The minister for East African Affairs and First Deputy Prime Minister Kirunda Kivejinja has, in a veiled statement, told Kyadondo East member of parliament Robert Kyagulanyi to stop imagining that becoming Uganda's next will just be a smooth ascendency.

Although he did not mention Kyagulanyi by name, the 83-year-old Kivejinja told reporters in Kampala that "you can't just come from the ghetto to be the president."

Kyagulanyi who takes pride in his ghetto heritage, has expressed interest in challenging President Yoweri Museveni for the presidency in the upcoming 2021 general elections.

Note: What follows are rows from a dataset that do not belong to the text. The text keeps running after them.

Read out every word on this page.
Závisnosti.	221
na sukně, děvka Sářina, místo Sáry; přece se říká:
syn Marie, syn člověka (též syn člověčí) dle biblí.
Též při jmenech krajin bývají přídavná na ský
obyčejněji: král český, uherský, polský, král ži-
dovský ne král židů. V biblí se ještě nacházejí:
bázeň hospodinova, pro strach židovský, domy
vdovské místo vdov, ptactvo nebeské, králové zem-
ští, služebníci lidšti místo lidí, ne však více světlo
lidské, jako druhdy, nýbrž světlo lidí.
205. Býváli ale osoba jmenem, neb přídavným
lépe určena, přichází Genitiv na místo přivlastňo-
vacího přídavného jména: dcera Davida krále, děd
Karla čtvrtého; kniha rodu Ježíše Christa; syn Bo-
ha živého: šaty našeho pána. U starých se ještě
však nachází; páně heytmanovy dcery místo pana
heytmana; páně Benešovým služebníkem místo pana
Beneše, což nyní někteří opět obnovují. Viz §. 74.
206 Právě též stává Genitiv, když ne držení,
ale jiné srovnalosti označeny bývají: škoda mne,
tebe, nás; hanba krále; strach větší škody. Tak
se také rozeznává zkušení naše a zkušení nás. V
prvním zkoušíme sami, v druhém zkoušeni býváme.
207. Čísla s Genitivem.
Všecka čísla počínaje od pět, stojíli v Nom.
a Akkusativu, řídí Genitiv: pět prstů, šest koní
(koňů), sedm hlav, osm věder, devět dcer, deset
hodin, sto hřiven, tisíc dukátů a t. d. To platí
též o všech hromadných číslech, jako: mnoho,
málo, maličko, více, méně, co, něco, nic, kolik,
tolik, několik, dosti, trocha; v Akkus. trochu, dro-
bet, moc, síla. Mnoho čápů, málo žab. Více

Kyagulanyi popularly known as Bobi Wine has been urging his supporters to get national IDs, saying Museveni can be defeated in an election despite a section of opposition politicians referring to previous court rulings in 2016 and 2011 that confirmed election rigging albeit 'not substantial' enough to change the final outcome.

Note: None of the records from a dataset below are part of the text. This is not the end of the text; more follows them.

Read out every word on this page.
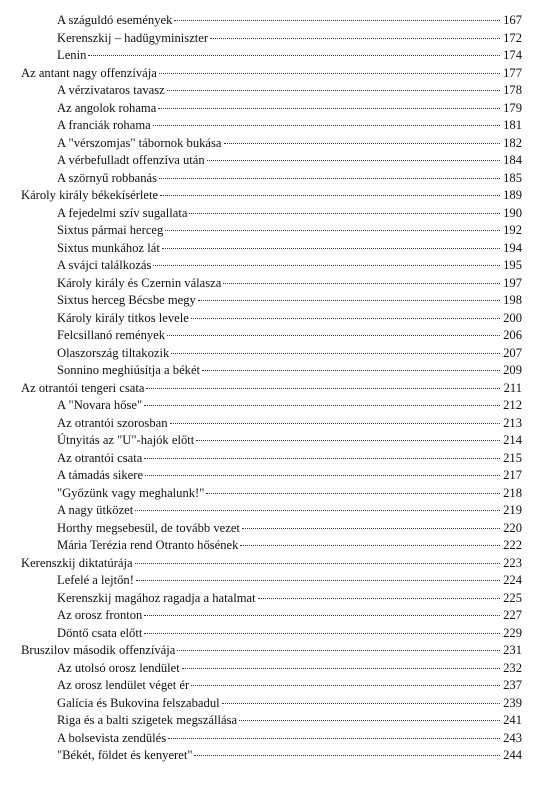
A száguldó események	167
Kerenszkij – hadügyminiszter	172
Lenin	174
Az antant nagy offenzívája	177
A vérzivataros tavasz	178
Az angolok rohama	179
A franciák rohama	181
A "vérszomjas" tábornok bukása	182
A vérbefulladt offenzíva után	184
A szörnyű robbanás	185
Károly király békekísérlete	189
A fejedelmi szív sugallata	190
Sixtus pármai herceg	192
Sixtus munkához lát	194
A svájci találkozás	195
Károly király és Czernin válasza	197
Sixtus herceg Bécsbe megy	198
Károly király titkos levele	200
Felcsillanó remények	206
Olaszország tiltakozik	207
Sonnino meghiúsítja a békét	209
Az otrantói tengeri csata	211
A "Novara hőse"	212
Az otrantói szorosban	213
Útnyitás az "U"-hajók előtt	214
Az otrantói csata	215
A támadás sikere	217
"Győzünk vagy meghalunk!"	218
A nagy ütközet	219
Horthy megsebesül, de tovább vezet	220
Mária Terézia rend Otranto hősének	222
Kerenszkij diktatúrája	223
Lefelé a lejtőn!	224
Kerenszkij magához ragadja a hatalmat	225
Az orosz fronton	227
Döntő csata előtt	229
Bruszilov második offenzívája	231
Az utolsó orosz lendület	232
Az orosz lendület véget ér	237
Galícia és Bukovina felszabadul	239
Riga és a balti szigetek megszállása	241
A bolsevista zendülés	243
"Békét, földet és kenyeret"	244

Now, Kivejinja says to imagine that becoming the next president is as easy, is not only day-dreaming, but also oblivious of the challenges and hurdles that one has got to through to lead this country. He took the journalists through the history of the country from the colonial time to date to highlight the fact that the NRM (formerly NRA) coming to power was not a one-off rise.

"We have to put in a little of patience because the world is not ending tomorrow. If you want to be a president don't push it, it will come because the world is still around. Of course it has not been a smooth sailing as indeed challenges must have been faced. Don't imagine that you will just wake up from the ghetto and become a president. There must be hurdles." Kivejinja said.

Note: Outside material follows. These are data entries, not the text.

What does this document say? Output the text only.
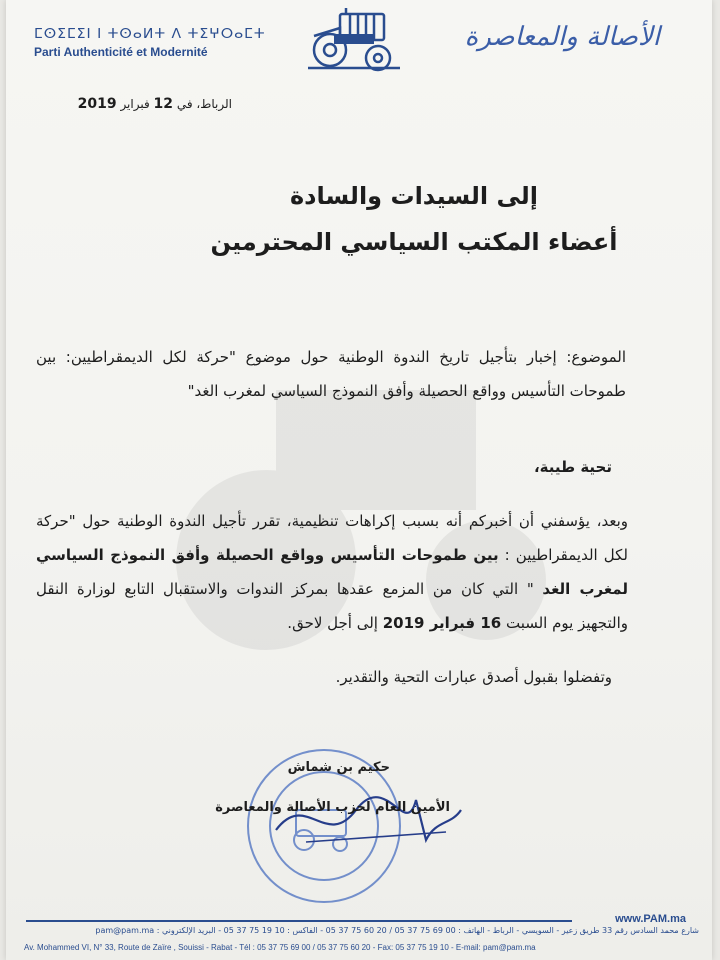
ⵎⵙⵉⵎⵉⵏ ⵏ ⵜⵙⴰⵍⵜ ⴷ ⵜⵉⵖⵔⴰⵎⵜ
Parti Authenticité et Modernité	الأصالة والمعاصرة
الرباط، في 12 فبراير 2019
إلى السيدات والسادة
أعضاء المكتب السياسي المحترمين
الموضوع: إخبار بتأجيل تاريخ الندوة الوطنية حول موضوع "حركة لكل الديمقراطيين: بين طموحات التأسيس وواقع الحصيلة وأفق النموذج السياسي لمغرب الغد"
تحية طيبة،
وبعد، يؤسفني أن أخبركم أنه بسبب إكراهات تنظيمية، تقرر تأجيل الندوة الوطنية حول "حركة لكل الديمقراطيين : بين طموحات التأسيس وواقع الحصيلة وأفق النموذج السياسي لمغرب الغد " التي كان من المزمع عقدها بمركز الندوات والاستقبال التابع لوزارة النقل والتجهيز يوم السبت 16 فبراير 2019 إلى أجل لاحق.
وتفضلوا بقبول أصدق عبارات التحية والتقدير.
حكيم بن شماش
الأمين العام لحزب الأصالة والمعاصرة
www.PAM.ma
شارع محمد السادس رقم 33 طريق زعير - السويسي - الرباط - الهاتف : 00 69 75 37 05 / 20 60 75 37 05 - الفاكس : 10 19 75 37 05 - البريد الإلكتروني : pam@pam.ma
Av. Mohammed VI, N° 33, Route de Zaïre , Souissi - Rabat - Tél : 05 37 75 69 00 / 05 37 75 60 20 - Fax: 05 37 75 19 10 - E-mail: pam@pam.ma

Kivejinja was addressing the media at the President's Office in Nakasero where he was talking about the achievements of his ministry in delivering NRM 2016-2021 manifesto. He said that when they came from bush in 1986, they had a formula of how they would rule Uganda but a quarrel developed in 2001 which forced them to go for multi-party system.

"In 2001 there was a quarrel because we had a formula that the way we fought, is the way we shall officially keep the country together. But those who didn't even read the history had imagined that multi party was the basis of development, and because there were many people we gave in and turned ourselves into a party." Kivejinja said.

On his ministry's achievements, Kivejinja said government has managed to make some border crossings one-stop points where traders clear their goods and don't have to be stopped again until they reach their destinations, which has saved time for the traders.

Most of these projects were constructed with World Bank and Trade Mark East Africa support. Other things like the monetary union and the political federation, Kivejinja said partner governments were working on their actualization.

He also said the current diplomatic quarrel between Uganda and Rwanda was insignificant and cannot derail the East African Community (EAC) progress. Rwanda, in February this year closed its borders to Uganda and also blocked its citizens from crossing to Uganda. Rwanda accuses Uganda of harbouring dissents fighting President Paul Kagame's government.

"The problem of the Uganda-Rwanda border will end soon. I can assure you. No one wants war. None of us can afford a war." Kivejinja said.